Mannering arrived a little too late.  Eliza Doze had been attacked and was on her way to the hospital.  Her granddaughter gave him permission to view the paintings, which were in the attic.  Also in the attic was a man with a heavy stick who used it on Mannering.  While Mannering lay dazed, the man tossed down a number of rolled-up canvases.  As he tried to get away, Mannering tripped him, knocking him unconscious.  Mannering tied the paintings together and tied up his attacker, whose name accoring to his license, was Harry Anstiss.  Once outside, there was a huge explosion and the Doze cottage went up in flames.  As the house was burning, a young woman rode up on a horse.  She was Joanna Cunliffe, the younger daughter of the Colonel.  She invited the granddaughter to stay at Nether Manor.  Whe she found that Mannering had captured Anstiss, Joanna became nervous, begging Mannering to let the man go and she would give him a full explation later.  Mannering did and recieved an invittion to stay at the manor.

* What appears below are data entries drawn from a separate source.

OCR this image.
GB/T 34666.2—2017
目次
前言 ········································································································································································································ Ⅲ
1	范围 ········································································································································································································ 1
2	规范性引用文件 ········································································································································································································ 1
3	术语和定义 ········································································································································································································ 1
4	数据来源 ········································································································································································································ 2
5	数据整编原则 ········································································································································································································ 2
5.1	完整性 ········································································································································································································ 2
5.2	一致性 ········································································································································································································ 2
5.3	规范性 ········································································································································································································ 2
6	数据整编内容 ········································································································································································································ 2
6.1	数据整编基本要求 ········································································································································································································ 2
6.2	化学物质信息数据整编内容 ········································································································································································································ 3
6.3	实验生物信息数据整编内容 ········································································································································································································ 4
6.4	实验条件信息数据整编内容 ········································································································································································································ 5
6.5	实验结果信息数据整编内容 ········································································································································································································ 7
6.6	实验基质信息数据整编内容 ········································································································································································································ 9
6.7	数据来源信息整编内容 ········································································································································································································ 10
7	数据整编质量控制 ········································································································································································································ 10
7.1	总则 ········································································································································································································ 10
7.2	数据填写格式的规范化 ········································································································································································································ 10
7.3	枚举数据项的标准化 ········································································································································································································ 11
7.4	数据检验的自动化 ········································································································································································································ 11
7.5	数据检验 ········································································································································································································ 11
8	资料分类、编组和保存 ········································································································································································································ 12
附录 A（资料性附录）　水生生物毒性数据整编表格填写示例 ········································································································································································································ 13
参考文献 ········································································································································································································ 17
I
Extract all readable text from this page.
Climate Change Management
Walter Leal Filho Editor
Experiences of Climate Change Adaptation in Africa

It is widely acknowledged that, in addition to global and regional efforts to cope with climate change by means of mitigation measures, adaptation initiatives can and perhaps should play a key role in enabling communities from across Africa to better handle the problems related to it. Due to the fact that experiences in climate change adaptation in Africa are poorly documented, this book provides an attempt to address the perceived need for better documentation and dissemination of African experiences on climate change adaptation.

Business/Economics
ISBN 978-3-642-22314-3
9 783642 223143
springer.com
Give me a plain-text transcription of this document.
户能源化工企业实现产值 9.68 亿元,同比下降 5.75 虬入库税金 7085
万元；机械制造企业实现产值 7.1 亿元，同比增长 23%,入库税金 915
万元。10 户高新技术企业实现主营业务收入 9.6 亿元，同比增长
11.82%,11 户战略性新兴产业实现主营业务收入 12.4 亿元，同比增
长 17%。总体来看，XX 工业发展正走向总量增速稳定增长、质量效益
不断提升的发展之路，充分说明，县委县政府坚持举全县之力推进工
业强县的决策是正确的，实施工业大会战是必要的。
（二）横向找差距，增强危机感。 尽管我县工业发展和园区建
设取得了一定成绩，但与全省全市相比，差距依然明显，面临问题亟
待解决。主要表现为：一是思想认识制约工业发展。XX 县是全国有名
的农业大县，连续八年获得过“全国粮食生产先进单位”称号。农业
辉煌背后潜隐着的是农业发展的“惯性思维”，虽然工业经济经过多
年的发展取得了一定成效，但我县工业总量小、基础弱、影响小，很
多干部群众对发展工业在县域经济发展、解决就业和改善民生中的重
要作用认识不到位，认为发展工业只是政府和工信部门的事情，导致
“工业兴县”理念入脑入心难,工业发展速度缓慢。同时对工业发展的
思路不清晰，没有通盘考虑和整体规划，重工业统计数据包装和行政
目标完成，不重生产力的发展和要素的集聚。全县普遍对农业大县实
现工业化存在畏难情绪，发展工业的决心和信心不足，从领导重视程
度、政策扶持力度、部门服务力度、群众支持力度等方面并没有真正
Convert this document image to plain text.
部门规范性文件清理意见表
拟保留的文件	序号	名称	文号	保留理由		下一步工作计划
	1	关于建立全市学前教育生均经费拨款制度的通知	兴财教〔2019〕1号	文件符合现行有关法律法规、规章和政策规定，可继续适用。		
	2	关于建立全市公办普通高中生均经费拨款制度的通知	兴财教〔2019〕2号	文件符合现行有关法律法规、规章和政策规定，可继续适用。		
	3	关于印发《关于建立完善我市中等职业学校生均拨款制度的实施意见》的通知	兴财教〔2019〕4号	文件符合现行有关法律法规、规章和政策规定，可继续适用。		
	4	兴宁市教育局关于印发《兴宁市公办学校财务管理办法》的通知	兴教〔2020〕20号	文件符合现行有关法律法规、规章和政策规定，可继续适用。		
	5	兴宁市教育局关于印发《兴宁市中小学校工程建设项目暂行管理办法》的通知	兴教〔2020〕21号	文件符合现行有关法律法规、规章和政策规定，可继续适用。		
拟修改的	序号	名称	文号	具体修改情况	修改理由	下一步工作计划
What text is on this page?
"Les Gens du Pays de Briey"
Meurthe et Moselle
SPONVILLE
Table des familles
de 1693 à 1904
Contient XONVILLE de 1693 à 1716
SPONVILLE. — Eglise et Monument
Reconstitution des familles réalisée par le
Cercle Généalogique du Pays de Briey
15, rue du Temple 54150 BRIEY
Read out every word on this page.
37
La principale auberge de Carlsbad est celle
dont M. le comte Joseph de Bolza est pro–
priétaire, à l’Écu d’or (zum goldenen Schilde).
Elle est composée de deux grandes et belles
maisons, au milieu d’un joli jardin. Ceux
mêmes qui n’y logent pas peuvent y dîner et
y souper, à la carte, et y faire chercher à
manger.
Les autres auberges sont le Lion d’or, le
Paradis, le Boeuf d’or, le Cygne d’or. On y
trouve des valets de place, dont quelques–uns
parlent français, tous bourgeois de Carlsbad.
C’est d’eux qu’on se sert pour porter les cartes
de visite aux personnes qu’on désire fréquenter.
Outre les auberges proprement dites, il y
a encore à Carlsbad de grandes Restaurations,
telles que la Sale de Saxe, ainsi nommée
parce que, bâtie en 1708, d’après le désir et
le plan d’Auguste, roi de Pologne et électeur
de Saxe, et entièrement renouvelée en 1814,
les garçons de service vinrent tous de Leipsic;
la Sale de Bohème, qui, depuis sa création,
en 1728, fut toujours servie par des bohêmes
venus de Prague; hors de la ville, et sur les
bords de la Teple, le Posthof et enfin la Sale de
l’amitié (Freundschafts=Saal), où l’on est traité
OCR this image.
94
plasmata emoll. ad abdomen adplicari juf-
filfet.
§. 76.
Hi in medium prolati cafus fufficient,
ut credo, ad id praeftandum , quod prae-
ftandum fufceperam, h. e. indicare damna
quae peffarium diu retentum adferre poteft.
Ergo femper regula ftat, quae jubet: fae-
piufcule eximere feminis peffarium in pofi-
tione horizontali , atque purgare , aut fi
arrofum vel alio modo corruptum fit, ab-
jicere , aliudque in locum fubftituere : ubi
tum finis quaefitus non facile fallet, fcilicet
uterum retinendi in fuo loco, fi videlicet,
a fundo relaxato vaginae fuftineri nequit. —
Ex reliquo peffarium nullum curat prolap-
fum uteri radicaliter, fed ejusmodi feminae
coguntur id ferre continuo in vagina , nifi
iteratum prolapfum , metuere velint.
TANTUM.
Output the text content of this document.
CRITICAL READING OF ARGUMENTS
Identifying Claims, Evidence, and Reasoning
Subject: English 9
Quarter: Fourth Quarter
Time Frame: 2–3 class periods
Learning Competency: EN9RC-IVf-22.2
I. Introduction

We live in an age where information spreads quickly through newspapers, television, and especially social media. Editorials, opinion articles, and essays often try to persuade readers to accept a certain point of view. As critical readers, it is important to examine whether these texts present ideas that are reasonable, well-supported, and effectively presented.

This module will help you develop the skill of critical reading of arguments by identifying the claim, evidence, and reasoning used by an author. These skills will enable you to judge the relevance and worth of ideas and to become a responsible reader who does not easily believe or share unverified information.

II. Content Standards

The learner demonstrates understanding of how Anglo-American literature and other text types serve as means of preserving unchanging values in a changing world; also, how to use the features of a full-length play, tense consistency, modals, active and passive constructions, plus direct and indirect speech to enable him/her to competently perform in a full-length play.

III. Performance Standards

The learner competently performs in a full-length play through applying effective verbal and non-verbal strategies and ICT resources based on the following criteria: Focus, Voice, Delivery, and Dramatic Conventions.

The explanation never came but Mannering learned that Anstiss was employed as a servant to the Manor.  It turned out that the Colonel was a collector of fine paintings and that the paintings had recently been stolen and replaced by copies.  Then Mannering was attacked by Anstiss and a man named Lobb (who later turns out to be a criminal and the borther-in-law of Jenkins/Fenks).  And Joanna was poisoned with morphine and is now in a coma.  Did I mention that Joanna is being blackmailed for some reason and is desperate for money?  Or that Joanna had been doing her own paintings over the the copies that had replaced the stolen paintings?  Or that someone tried to torch Joanna's studio?  Or that Jenkins/Fenks and his wife were also dosed with morphine?  Or that Mannering was run off the road in an effort to kill him?  Or that Mannering found Ansliss's body at the home of the Colonel's sister, along with of the stolen copies, just before that house burned to the ground after an explosion?

It's up to Mannering to follow the clues and ignore the false leads as he tries to unscramble an unsavory Whacka Mole game of missing paintings and missing copies.  That is, if he can live long enough.

This is probably the third or fourth Baron novel by Creasey that I've read.  Like the others, this one is fast-paced puzzler that gives the reader pleasure for a few hours, making it something far beyond a time-waster.  I would place the Baron books just below the author's books featuring Inspector Roger West and Superintendent George Gideon, probably on the same tier as his books about The Toff.  I have stated before that Creasey's books can be addictive and are certainly worthwhile checking out.


  1. My God! How prolific was Creasy! And yet how many read him today? Strange how these writers just fade away.

  2. I went through a John Creasey binge in the 1970s. I think I read about 50 of his books. Now, I binge in smaller numbers of books. I have a dozen Baron novels and another dozen Toff novels. Sometime during this Pandemic, I'll pull a Jerry House and read them all.

    1. When you pull a Jerry House, George, I bet the crowds will cheer and the women will weep. Just sayin'.